Zendesk: Goodwill in a Business Model

A bunch of new stuff with Zendesk, the SaaS helpdesk we use as our online help system, this past Monday the 17th. In addition to some new features, a redesigned website, and $6 million in new VC cash, Zendesk debuted a new pricing scheme. To sum it up in their words, "Previously you had to allocate agents in lumps. That's history."

Zendesk's former pricing gave you access to the first support agent for free, and after that charged $19 per agent; however, agent access couldn't be purchased per-agent, but rather in bunches of 3, 5, 10, and so on. So, if you had, say, 6 agents, that bumped you up past the "5" bracket and into the next higher-priced bracket... for 6 agents, therefore, you paid for 4 agents you didn't have.

Their new pricing scheme is much simpler: if you're a one-man operation, you pay $9 a month. If you're bigger, $39 gets you three agents, and each additional agent after that runs you $19 apiece. There's also a more expensive, premium version with extra reporting, support, and SSL certificate hosting.
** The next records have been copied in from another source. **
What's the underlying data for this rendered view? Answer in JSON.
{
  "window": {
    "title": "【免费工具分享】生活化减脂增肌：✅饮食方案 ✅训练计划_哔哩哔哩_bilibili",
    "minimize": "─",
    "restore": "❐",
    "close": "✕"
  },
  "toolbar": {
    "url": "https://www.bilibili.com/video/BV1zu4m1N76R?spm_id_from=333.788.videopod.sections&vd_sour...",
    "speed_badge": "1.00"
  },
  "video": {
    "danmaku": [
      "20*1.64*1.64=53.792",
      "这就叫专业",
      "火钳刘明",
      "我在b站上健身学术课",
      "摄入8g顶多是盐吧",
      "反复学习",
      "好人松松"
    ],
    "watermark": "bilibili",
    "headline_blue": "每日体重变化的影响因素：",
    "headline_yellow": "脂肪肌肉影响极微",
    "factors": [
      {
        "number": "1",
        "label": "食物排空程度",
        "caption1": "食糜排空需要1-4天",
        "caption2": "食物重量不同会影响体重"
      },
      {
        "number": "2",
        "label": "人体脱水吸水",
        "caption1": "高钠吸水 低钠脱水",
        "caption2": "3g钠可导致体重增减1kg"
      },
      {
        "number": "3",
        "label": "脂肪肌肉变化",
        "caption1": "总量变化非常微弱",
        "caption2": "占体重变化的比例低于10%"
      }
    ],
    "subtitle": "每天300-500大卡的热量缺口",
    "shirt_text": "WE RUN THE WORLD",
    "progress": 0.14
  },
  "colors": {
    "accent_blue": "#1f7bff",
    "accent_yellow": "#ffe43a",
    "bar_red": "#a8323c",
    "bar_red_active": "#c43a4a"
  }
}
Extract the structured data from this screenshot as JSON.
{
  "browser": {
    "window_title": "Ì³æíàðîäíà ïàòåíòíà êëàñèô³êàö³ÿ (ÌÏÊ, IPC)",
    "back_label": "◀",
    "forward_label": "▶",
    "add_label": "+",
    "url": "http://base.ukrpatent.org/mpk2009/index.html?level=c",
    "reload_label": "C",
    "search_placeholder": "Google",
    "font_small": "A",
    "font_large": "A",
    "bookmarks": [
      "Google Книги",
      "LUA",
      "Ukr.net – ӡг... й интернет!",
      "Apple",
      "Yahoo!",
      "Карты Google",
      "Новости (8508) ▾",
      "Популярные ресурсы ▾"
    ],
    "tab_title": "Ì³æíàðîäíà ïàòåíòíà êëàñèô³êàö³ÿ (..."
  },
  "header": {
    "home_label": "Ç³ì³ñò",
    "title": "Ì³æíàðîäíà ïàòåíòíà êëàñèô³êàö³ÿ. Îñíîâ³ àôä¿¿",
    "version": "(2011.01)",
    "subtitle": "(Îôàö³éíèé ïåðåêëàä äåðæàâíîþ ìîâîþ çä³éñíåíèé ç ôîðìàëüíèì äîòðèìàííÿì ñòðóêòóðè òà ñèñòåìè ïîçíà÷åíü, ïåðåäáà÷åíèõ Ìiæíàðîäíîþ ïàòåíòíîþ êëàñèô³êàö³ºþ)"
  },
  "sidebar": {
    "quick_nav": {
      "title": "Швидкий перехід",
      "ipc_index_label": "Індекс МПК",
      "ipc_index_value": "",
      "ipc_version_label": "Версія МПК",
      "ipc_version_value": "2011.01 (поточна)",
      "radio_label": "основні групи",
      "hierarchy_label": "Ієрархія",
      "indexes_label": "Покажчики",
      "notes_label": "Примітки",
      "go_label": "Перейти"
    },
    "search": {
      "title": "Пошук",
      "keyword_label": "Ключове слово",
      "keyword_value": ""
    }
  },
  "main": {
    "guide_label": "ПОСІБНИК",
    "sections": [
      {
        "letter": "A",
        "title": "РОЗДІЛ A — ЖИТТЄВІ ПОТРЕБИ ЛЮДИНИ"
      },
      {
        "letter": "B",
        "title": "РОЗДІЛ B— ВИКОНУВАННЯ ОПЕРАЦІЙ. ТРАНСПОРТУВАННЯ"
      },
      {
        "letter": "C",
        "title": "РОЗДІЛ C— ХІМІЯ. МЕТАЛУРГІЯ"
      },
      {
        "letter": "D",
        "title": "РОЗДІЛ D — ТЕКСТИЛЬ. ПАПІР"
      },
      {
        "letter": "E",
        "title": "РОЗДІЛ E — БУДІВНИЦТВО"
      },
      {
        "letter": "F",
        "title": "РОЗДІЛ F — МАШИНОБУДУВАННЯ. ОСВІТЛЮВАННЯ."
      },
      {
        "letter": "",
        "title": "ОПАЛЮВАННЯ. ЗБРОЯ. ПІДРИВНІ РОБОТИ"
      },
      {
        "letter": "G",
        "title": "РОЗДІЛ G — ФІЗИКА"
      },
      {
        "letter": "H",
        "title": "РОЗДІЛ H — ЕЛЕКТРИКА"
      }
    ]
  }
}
Since Zendesk now runs on per-agent pricing, Populi pays less than it used to for what is now (in light of the software enhancements) a better program. A few interesting things about that: first, in terms of customer relations, the Populi office is absolutely aglow with praise for Zendesk. We were already pleased with it (and we trust our customers also find it an easy and helpful way to get answers), and plenty happy to pay what we were paying for the service. Now they've improved the program and ding us for less money than they used to. What's  more, they didn't have to do this. The old way was working. However, they saw that it could be done better.

In one sense, a price cut probably means that their income will decrease... but only for a time. In light of the tremendous buzz the new plan has generated (and the news about the VC money helps), that price cut looks more and more like a smart, gratuitous, multilateral PR and customer relations investment. Lest that sound at all cynical, it might be better to say that this shows how Zendesk is using goodwill in their business model.